According to the PowerPoint, the regional mid-Atlantic office of the EPA did not agree with the national decision to close the investigation in Dimock. Susan Phillips, Energy Reporter for StateImpact PA and shale gas reporter and author, Tom Wilber explained the difficult nature of regulating fracking and natural gas.
They say the oil and gas industry is exempt from certain regulation such as the Safe Drinking Water Act and many hazardous waste laws.
“The industry has a lot on the line in terms of safe-guarding those exemptions,” said Wilber. Records do show that cases such as the water safety inspection in Dimock carry enough evidence to warrant more investigation, but the EPA will likely not be the party conducting the research.

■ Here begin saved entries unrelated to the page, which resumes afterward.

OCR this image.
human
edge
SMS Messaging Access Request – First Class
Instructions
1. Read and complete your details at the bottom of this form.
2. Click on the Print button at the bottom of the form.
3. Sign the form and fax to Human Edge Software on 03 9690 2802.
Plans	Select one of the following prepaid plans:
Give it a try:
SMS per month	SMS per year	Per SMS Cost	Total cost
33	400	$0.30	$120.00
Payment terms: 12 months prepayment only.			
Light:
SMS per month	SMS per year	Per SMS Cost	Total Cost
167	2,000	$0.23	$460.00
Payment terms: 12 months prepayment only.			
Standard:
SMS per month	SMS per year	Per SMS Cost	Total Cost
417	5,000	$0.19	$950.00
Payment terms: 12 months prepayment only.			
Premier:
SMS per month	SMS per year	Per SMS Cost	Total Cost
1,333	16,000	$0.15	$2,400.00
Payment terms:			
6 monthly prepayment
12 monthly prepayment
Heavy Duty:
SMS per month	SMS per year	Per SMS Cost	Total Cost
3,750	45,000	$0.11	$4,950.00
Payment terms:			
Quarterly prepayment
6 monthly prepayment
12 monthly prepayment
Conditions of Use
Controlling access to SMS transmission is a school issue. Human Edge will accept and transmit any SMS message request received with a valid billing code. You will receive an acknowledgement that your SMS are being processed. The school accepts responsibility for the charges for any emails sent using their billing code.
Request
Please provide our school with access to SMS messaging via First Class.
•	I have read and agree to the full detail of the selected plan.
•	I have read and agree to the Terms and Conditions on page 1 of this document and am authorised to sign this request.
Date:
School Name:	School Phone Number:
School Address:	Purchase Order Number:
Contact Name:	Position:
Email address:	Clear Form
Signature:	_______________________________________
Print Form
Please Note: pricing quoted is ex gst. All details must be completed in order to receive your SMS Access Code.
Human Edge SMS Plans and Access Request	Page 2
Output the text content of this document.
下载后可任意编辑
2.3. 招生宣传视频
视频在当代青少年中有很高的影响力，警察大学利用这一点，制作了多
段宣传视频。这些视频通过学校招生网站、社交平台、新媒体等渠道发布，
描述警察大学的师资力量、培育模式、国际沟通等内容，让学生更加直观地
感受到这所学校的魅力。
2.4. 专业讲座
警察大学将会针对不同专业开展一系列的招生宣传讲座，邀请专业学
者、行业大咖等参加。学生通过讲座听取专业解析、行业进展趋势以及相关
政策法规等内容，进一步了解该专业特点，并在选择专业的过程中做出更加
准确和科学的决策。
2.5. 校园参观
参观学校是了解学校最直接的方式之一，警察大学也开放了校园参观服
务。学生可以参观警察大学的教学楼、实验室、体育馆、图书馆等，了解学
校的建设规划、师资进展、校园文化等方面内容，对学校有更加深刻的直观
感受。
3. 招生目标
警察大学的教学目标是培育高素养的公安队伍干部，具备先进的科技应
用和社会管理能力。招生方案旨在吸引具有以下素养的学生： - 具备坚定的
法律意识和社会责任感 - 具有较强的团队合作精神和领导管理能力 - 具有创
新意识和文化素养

Wilber surmises that because the Obama administration has presented itself as “pro-natural gas,” they are shying away from asking the EPA to investigate further in many cases. Were the EPA to find a connection between shale gas drilling and poor water quality, the entire natural gas industry would be placed under scrutiny.
Shale gas continues to be controversial because many scientists that conduct research into possible hazards come back with many different results. This, Phillips believes, likely occurs based on who is funding the scientists’ research. Those that oppose the idea that fracking can contaminate water sources point to research that indicates a city’s water wells already contain methane or other harmful substances.
According to Wilber, the EPA will not be the organization investigating the Dimock case. Rather, the oil and gas industry will elect a research group to conduct the research.
“They were always very clear that their role was very limited,” says Phillips.